ANALYSES

Congo-Brazzaville : « Le pays cherche à stimuler les investissements pour trouver de nouveaux gisements »

Presse
19 août 2019
Interview de Francis Perrin - Jeune Afrique
Les autorités congolaises ont indiqué que la production du pays pourrait atteindre 983 000 barils par jour, alors que les deux entreprises SARPD-Oil et PEPA n’en sont qu’à la dernière phase de perforation de la zone. Ont-elles raison d’être si optimistes ?

À ce stade il faut rester prudent. Il n’y a pas encore d’informations techniques détaillées, ou de protocoles d’information suivant l’avancée des travaux, qui permettent de valider de tels chiffres. Ceux annoncés dans les médias sont absolument énormes, ils supposent que la découverte est phénoménale ce qui paraît extrêmement discutable pour un champ à terre en République du Congo.

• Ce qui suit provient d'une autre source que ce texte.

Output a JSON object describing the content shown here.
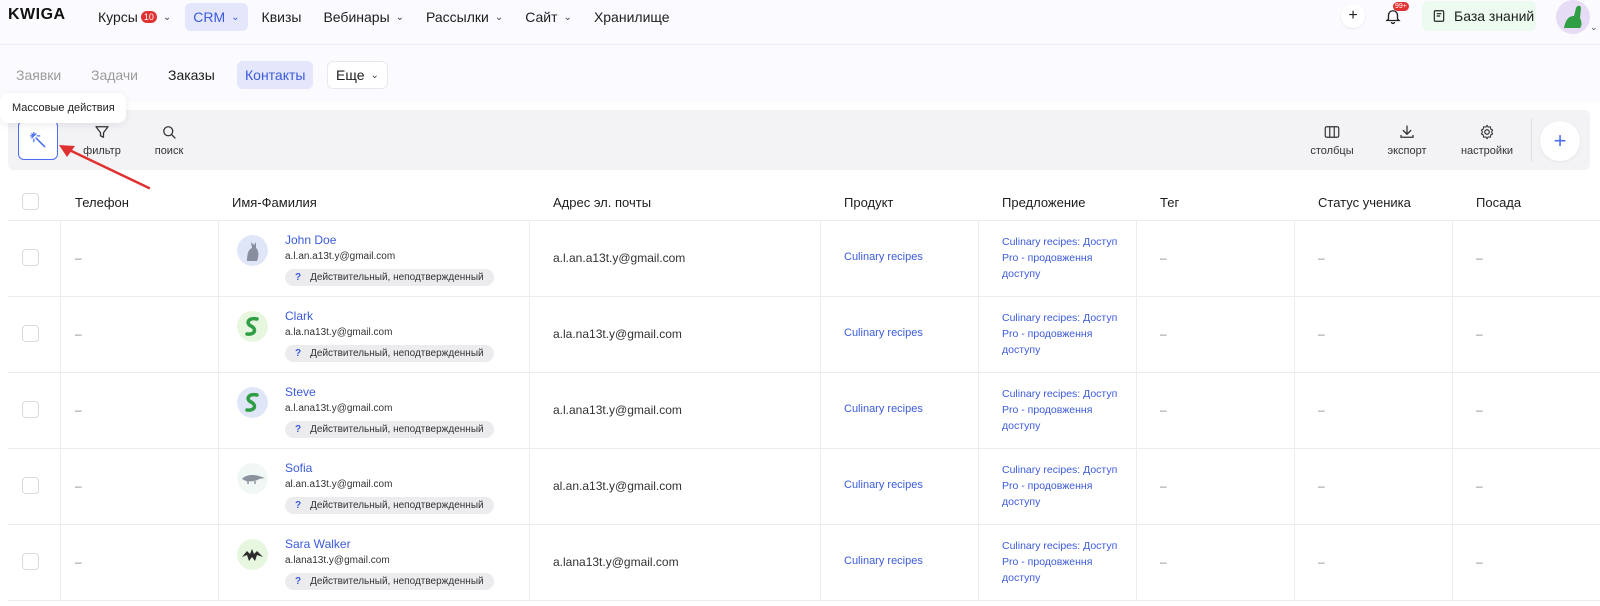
{
  "logo": "KWIGA",
  "nav": [
    {
      "label": "Курсы",
      "badge": "10",
      "chevron": true,
      "active": false
    },
    {
      "label": "CRM",
      "chevron": true,
      "active": true
    },
    {
      "label": "Квизы",
      "chevron": false,
      "active": false
    },
    {
      "label": "Вебинары",
      "chevron": true,
      "active": false
    },
    {
      "label": "Рассылки",
      "chevron": true,
      "active": false
    },
    {
      "label": "Сайт",
      "chevron": true,
      "active": false
    },
    {
      "label": "Хранилище",
      "chevron": false,
      "active": false
    }
  ],
  "top_right": {
    "notification_badge": "99+",
    "knowledge_base": "База знаний"
  },
  "subnav": {
    "tabs": [
      "Заявки",
      "Задачи",
      "Заказы",
      "Контакты"
    ],
    "more": "Еще"
  },
  "tooltip": "Массовые действия",
  "toolbar": {
    "filter": "фильтр",
    "search": "поиск",
    "columns": "столбцы",
    "export": "экспорт",
    "settings": "настройки"
  },
  "table": {
    "headers": [
      "Телефон",
      "Имя-Фамилия",
      "Адрес эл. почты",
      "Продукт",
      "Предложение",
      "Тег",
      "Статус ученика",
      "Посада"
    ],
    "rows": [
      {
        "phone": "–",
        "name": "John Doe",
        "email_small": "a.l.an.a13t.y@gmail.com",
        "status": "Действительный, неподтвержденный",
        "email": "a.l.an.a13t.y@gmail.com",
        "product": "Culinary recipes",
        "offer": "Culinary recipes: Доступ Pro - продовження доступу",
        "tag": "–",
        "student_status": "–",
        "position": "–",
        "avatar": "cat"
      },
      {
        "phone": "–",
        "name": "Clark",
        "email_small": "a.la.na13t.y@gmail.com",
        "status": "Действительный, неподтвержденный",
        "email": "a.la.na13t.y@gmail.com",
        "product": "Culinary recipes",
        "offer": "Culinary recipes: Доступ Pro - продовження доступу",
        "tag": "–",
        "student_status": "–",
        "position": "–",
        "avatar": "snake-green"
      },
      {
        "phone": "–",
        "name": "Steve",
        "email_small": "a.l.ana13t.y@gmail.com",
        "status": "Действительный, неподтвержденный",
        "email": "a.l.ana13t.y@gmail.com",
        "product": "Culinary recipes",
        "offer": "Culinary recipes: Доступ Pro - продовження доступу",
        "tag": "–",
        "student_status": "–",
        "position": "–",
        "avatar": "snake-blue"
      },
      {
        "phone": "–",
        "name": "Sofia",
        "email_small": "al.an.a13t.y@gmail.com",
        "status": "Действительный, неподтвержденный",
        "email": "al.an.a13t.y@gmail.com",
        "product": "Culinary recipes",
        "offer": "Culinary recipes: Доступ Pro - продовження доступу",
        "tag": "–",
        "student_status": "–",
        "position": "–",
        "avatar": "anteater"
      },
      {
        "phone": "–",
        "name": "Sara Walker",
        "email_small": "a.lana13t.y@gmail.com",
        "status": "Действительный, неподтвержденный",
        "email": "a.lana13t.y@gmail.com",
        "product": "Culinary recipes",
        "offer": "Culinary recipes: Доступ Pro - продовження доступу",
        "tag": "–",
        "student_status": "–",
        "position": "–",
        "avatar": "bat"
      }
    ]
  }
}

Quelles étapes avant la mise en exploitation de ces blocs dans le Delta de la Cuvette ?

Nous sommes dans une phase d’exploration. Lorsqu’une découverte est faite, les compagnies procèdent à des forages d’appréciation autour du puits de découverte pour essayer d’estimer les réserves. Puis, lorsque l’on sait que la découverte sera rentable, on passe à la phase de développement, qui consiste à faire des forages d’exploitation, à installer des plateformes – c’est la phase la plus lourde en investissement- ce qui prendra quelques années. Ensuite, on passera à la mise en production. Plus un gisement est important, plus il faut de temps pour son exploitation.

Les deux entreprises congolaises SARPD-Oil et PEPA auront-elles la capacité d’exploiter un tel gisement ?

Ce ne sont pas des compagnies pétrolières très connues, elle ne publient pas de rapports annuels, n’ont pas de site internet, ne sont pas supervisées par des commissions sur leurs opérations de bourses par exemple… C’est pourquoi il faut être extrêmement prudent par rapport aux informations qu’elles communiquent.

Mais si les chiffres avancés sont vrais : non, elles n’auront pas les moyens financiers suffisants. Une telle découverte suppose plusieurs milliards d’investissements et donc les moyens de grandes compagnies pétrolières. Cela dit, il est possible qu’une petite société, à la suite d’une grande découverte fasse entrer sur son permis de grandes compagnies qui financeront les investissements très coûteux. Et l’annonce d’importantes découvertes peut attirer l’attention de groupes majeurs.

Quelles compagnies sont désormais susceptibles d’entrer dans le jeu ?

On pense évidemment à Perenco car c’est une société qui connaît bien la République du Congo, elle y est implantée, dispose de permis d’exploitation et produit du pétrole depuis plusieurs années.

Il y a aussi quelques grands opérateurs internationaux déjà installés dans le pays comme le français Total, l’italien Eni. Mais il faudra attendre les résultats d’un appel d’offres lancé par les autorités pour se prononcer.

Par ailleurs, la République du Congo a lancé en 2018 un autre appel d’offres, pour proposer des permis d’exploration pétroliers ou gaziers, en terre et en mer, sur 18 nouveaux blocs, dont cinq concernent le Delta de la Cuvette. Les résultats devraient être annoncés fin septembre 2019, ce qui prouve que le pays essaie de stimuler les investissements en quête de nouveaux gisements.

Face à une découverte pétrolière comme celle-ci, quelles sont les erreurs à éviter ? 

Communiquer trop rapidement sur la base de données insuffisamment fiables peut nuire à l’image des compagnies pétrolières et du pays concerné.

Il faut aussi veiller à intégrer au maximum les entreprises et les travailleurs congolais, mais pour cela il faut que les ressources humaines aient le niveau de compétences nécessaires. Pour l’instant, dans ce pays, l’essentiel des travaux d’exploration et d’exploitation est assuré par des acteurs étrangers. La montée en compétence sur le plan national doit être accélérée.

Il faut aussi que les revenus pétroliers profitent réellement au pays et à toute la population. C’est toute la problématique qui existe autour de la gestion de la rente pétrolière, une question à la fois essentielle et délicate, particulièrement pour les pays d’Afrique subsaharienne.

Sur le plan environnemental, c’est une industrie à haut-risque (incendie, expositions, fuites de pétrole) ce qui suppose que le pays doit imposer des normes très strictes et qu’il se donne les moyens de veiller au respect de ces normes. Là aussi une montée en compétence est nécessaire, que ce soit à terre ou en mer.